84. Trade-Offs in a Microservices Architecture – 97 Things Every Java Programmer Should Know

Chapter 84. Trade-Offs in a Microservices Architecture

Kenny Bastani

Is there an optimal software architecture?  What does it look like? How do we measure “optimal” when it comes to building and operating software? An optimal software architecture is one that has maximal flexibility for change at the lowest possible cost. Here, cost is measured in terms of certain qualities that represent a software architecture’s design and implementation—in addition to the cost of the infrastructure to operate it. The defining trait of a software quality is that it can be tangibly measured and has an impact on other qualities.

For example, if a software architecture requires strong consistency guarantees, there is an impact on qualities like performance and availability. Eric Brewer created the CAP theorem to describe a set of measurable trade-offs where you can only choose two out of three guarantees for running a database: consistency, availability, and partition tolerance. The theorem states that when applications share state across the boundaries of a network, you must choose between consistency or availability, but you cannot have both.

One of the main problems with microservices is that there is no single comprehensive definition. Moreover, microservices are a collection of concepts and ideas that are based on a set of constraints for delivering a services architecture. A microservice, or any piece of software you build, is a history of choices—which will affect your ability to make new choices today.

Microservices may not have a single definition, but they do most commonly have the following characteristics:

  • Independent deployability

  • Organized around business capabilities

  • Database per service

  • One application, one team

  • API-first

  • Continuous delivery

As you go out into the world of software development, you will eventually find that there is no such thing as the right choice. Indeed, most developers or operators might believe there is a best choice, and you may find that they argue strongly in favor of that choice. As you encounter more and more opportunities to make a decision between multiple choices, for instance, which database to use, you’ll eventually come to discover that all available options introduce certain trade-offs. That is, you will usually have to lose something to gain something.

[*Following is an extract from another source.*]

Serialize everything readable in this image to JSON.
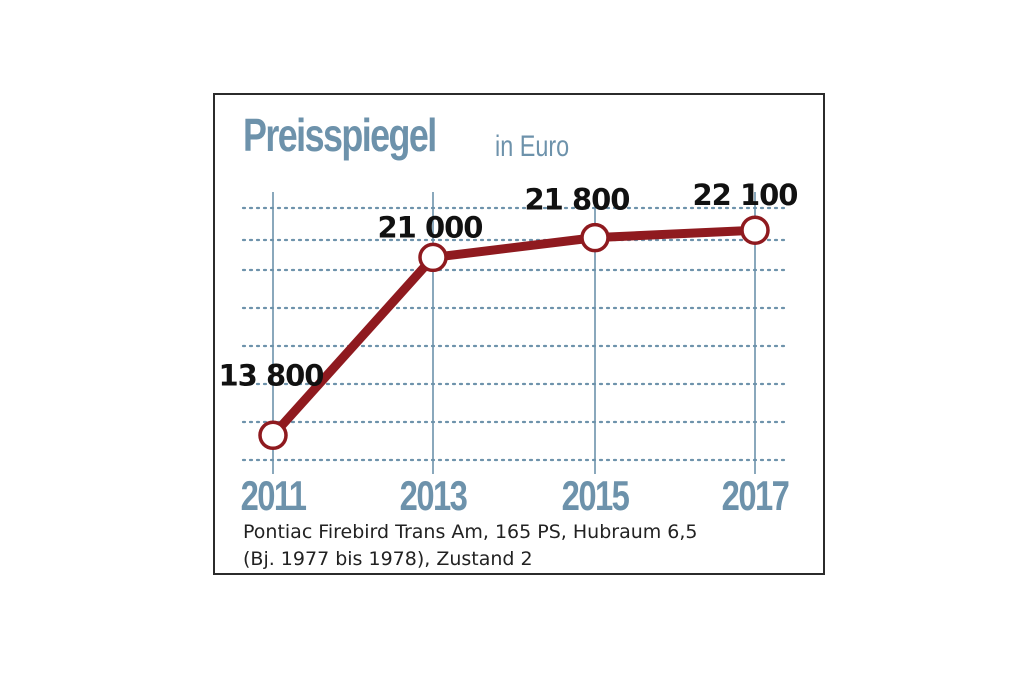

Here is a short list of trade-offs you might encounter when making a decision to include a dependency for your microservice:

Availability How often is my system available to its users?
Performance What is the overall performance of my system?
Consistency What guarantees does my system provide about consistency?
Speed How fast can I deploy a single line of code change to production?
Composability What percentage of an architecture and codebase can be reused instead of duplicated?
Compute What is the cost of my system’s compute under peak load?
Scalability What is the cost of adding capacity if peak load continues to increase?
Marginality What is the average diminishing marginal return of adding developers to my team?
Partition tolerance If a partition in the network causes an outage or latency, will my application experience or cause a cascading failure?

How does answering one question affect answering the others?

You will find each of these questions often has some kind of relation to the other questions. If you ever find yourself making a tough decision in a software architecture that uses microservices, come back to this list of questions.